Speaking to her in person you understand that her direction may be guided by a self-determination for others to see the side to the world that she loves. She speaks about wanting to show "Black joy," wanting to have movies with Black astronaughts or characters whose plot has nothing to do with race. This drive has seeped into her own work on campus. 

She picks projects carefully, with an understanding for the type of art she wants to create. When pushed about which type this it, she constructs her answer with poise and an almost forensic attention to detail. “I want to make art that explores the different types of voices in the world, and not just the majority, aren’t you tired of seeing shows of straight white dudes?”

It is this connection that she makes in the work she produces. In her uniquely complex play “In The Continuum”, which she directed in the Fall of 2017, we see intelligent narratives surrounding Black women’s experiences of HIV on an unfiltered display. 

She boldly states that the HIV/AIDS crisis has ignored the black female experience. A problem she identified and attempted to solve with her play. This alone confirms Dimiri’s status as a woman ready to confront the misinformation doled out by the media and by the creative industry.


At Northwestern, Dimiri has been given the chance to flourish, her weeks filled to the brim with burgeoning projects all feeding her creative bone. Yet, the process of putting on “In The Continuum” proved to be a revealing one. With only a few black women in the dramatic arts at Northwestern, casting proved to be a nightmare. With other projects on campus demanding women of color, the problem was not lack of opportunity, but a lack of talent. Northwestern has inverted the problem of Hollywood, where scores of actors of color look for the scraps given to them by the industry. While in a way this is something to feel good about - with many different projects available to diverse artists, it shows how the university needs to push for more inclusion and diversity in these realms of study. Regardless, Dimiri used the resources at her disposal to make a play that proved to be an emotional rollercoaster, one which few could forget. 

However, before the red carpet is rolled out and the Time 100 blurbs are written, Dimiri has a way to go. She plans to do her masters in cinematography, something she has always aimed for. She lists schools on the West Coast as places her sights are set on, with Hollywood surely the ultimate goal. Yet, her hometown of Lagos, Nigeria remains the environment in which she hopes to make the biggest impact. She says she wants to start a production company and provide a growing talent pool with the kind of choices and opportunity she has been afforded in her education. While many young upstarts in the creative world see the end game as fame and fortune, Dimiri is here to make a legacy and a future for others like her. 

As we wrap up our chat, our uber 5 minutes away, we briefly touch upon the tricky subject of mental health. As an artist Dimiri expresses the need to create in order to reflect on her own state of mind. As a poet, currently working on a collection of pieces which will inform her soon to be completed script for "How Black Girls Fall In Love," many of her life experiences in the last few years have given her food for thought and inspiration. However, she says, the process can be tiresome, cathartic and humbling - all at the same time. She ends our interview intimating that behind her vast creative output is a layer of pain, hurt and frustration. However there's also a large injection of hope and ambition, keeping her on track.

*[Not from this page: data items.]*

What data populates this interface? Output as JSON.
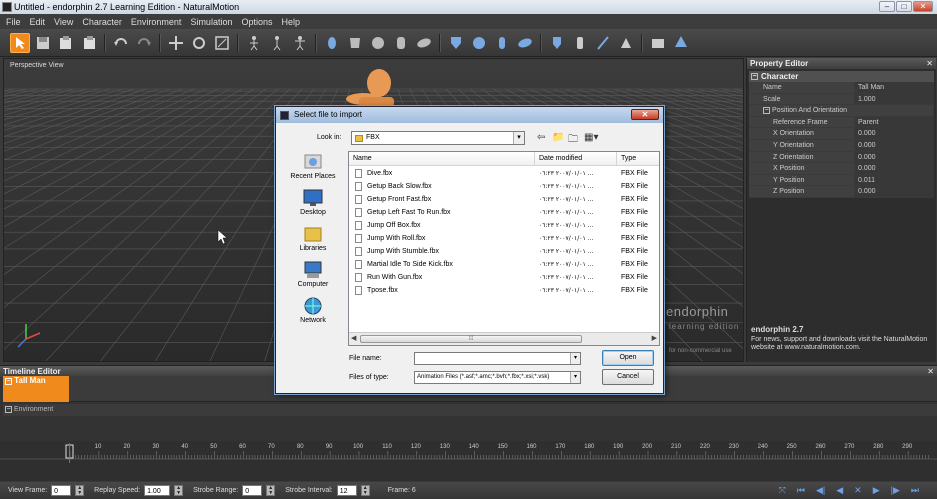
{
  "app": {
    "title": "Untitled - endorphin 2.7 Learning Edition - NaturalMotion",
    "menu": [
      "File",
      "Edit",
      "View",
      "Character",
      "Environment",
      "Simulation",
      "Options",
      "Help"
    ]
  },
  "viewport": {
    "label": "Perspective View"
  },
  "logo": {
    "name": "endorphin",
    "sub": "learning edition",
    "url": "for non-commercial use"
  },
  "property_editor": {
    "title": "Property Editor",
    "section": "Character",
    "rows": [
      {
        "name": "Name",
        "value": "Tall Man"
      },
      {
        "name": "Scale",
        "value": "1.000"
      }
    ],
    "subsection": "Position And Orientation",
    "subrows": [
      {
        "name": "Reference Frame",
        "value": "Parent"
      },
      {
        "name": "X Orientation",
        "value": "0.000"
      },
      {
        "name": "Y Orientation",
        "value": "0.000"
      },
      {
        "name": "Z Orientation",
        "value": "0.000"
      },
      {
        "name": "X Position",
        "value": "0.000"
      },
      {
        "name": "Y Position",
        "value": "0.011"
      },
      {
        "name": "Z Position",
        "value": "0.000"
      }
    ],
    "info_title": "endorphin 2.7",
    "info_text": "For news, support and downloads visit the NaturalMotion website at www.naturalmotion.com."
  },
  "timeline": {
    "title": "Timeline Editor",
    "track1": "Tall Man",
    "track2": "Environment",
    "ticks": [
      "10",
      "20",
      "30",
      "40",
      "50",
      "60",
      "70",
      "80",
      "90",
      "100",
      "110",
      "120",
      "130",
      "140",
      "150",
      "160",
      "170",
      "180",
      "190",
      "200",
      "210",
      "220",
      "230",
      "240",
      "250",
      "260",
      "270",
      "280",
      "290"
    ]
  },
  "statusbar": {
    "view_frame_label": "View Frame:",
    "view_frame": "0",
    "replay_speed_label": "Replay Speed:",
    "replay_speed": "1.00",
    "strobe_range_label": "Strobe Range:",
    "strobe_range": "0",
    "strobe_interval_label": "Strobe Interval:",
    "strobe_interval": "12",
    "frame": "Frame: 6"
  },
  "dialog": {
    "title": "Select file to import",
    "look_in_label": "Look in:",
    "look_in": "FBX",
    "places": [
      "Recent Places",
      "Desktop",
      "Libraries",
      "Computer",
      "Network"
    ],
    "columns": [
      "Name",
      "Date modified",
      "Type"
    ],
    "files": [
      {
        "name": "Dive.fbx",
        "date": "٢٠٠٧/٠١/٠١ ٠٦:٢٣ ...",
        "type": "FBX File"
      },
      {
        "name": "Getup Back Slow.fbx",
        "date": "٢٠٠٧/٠١/٠١ ٠٦:٢٣ ...",
        "type": "FBX File"
      },
      {
        "name": "Getup Front Fast.fbx",
        "date": "٢٠٠٧/٠١/٠١ ٠٦:٢٣ ...",
        "type": "FBX File"
      },
      {
        "name": "Getup Left Fast To Run.fbx",
        "date": "٢٠٠٧/٠١/٠١ ٠٦:٢٣ ...",
        "type": "FBX File"
      },
      {
        "name": "Jump Off Box.fbx",
        "date": "٢٠٠٧/٠١/٠١ ٠٦:٢٣ ...",
        "type": "FBX File"
      },
      {
        "name": "Jump With Roll.fbx",
        "date": "٢٠٠٧/٠١/٠١ ٠٦:٢٣ ...",
        "type": "FBX File"
      },
      {
        "name": "Jump With Stumble.fbx",
        "date": "٢٠٠٧/٠١/٠١ ٠٦:٢٣ ...",
        "type": "FBX File"
      },
      {
        "name": "Martial Idle To Side Kick.fbx",
        "date": "٢٠٠٧/٠١/٠١ ٠٦:٢٣ ...",
        "type": "FBX File"
      },
      {
        "name": "Run With Gun.fbx",
        "date": "٢٠٠٧/٠١/٠١ ٠٦:٢٣ ...",
        "type": "FBX File"
      },
      {
        "name": "Tpose.fbx",
        "date": "٢٠٠٧/٠١/٠١ ٠٦:٢٣ ...",
        "type": "FBX File"
      }
    ],
    "file_name_label": "File name:",
    "file_name": "",
    "file_type_label": "Files of type:",
    "file_type": "Animation Files (*.asf;*.amc;*.bvh;*.fbx;*.xsi;*.vsk)",
    "open": "Open",
    "cancel": "Cancel"
  }
}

The only way to understand Diana is to not approach her with gloves. She’s a fully formed artist waiting for your emotional maturity and only once you’ve proved your chops in that department are you allowed in. What I’ve learned from Diana is clear: she has an immense ability to be both strong and vulnerable. Two mental characteristics not usually associated with one and other. However Diana is successfully promoting the power in being insecure and self-reflective and the inherent beauty of overcoming the emotional volatility young people face in these troubling times. 

Perhaps that’s the sign of a true artist, one who can redefine how we view and process our emotions. If it is a sign, then we are in the presence of someone truly special.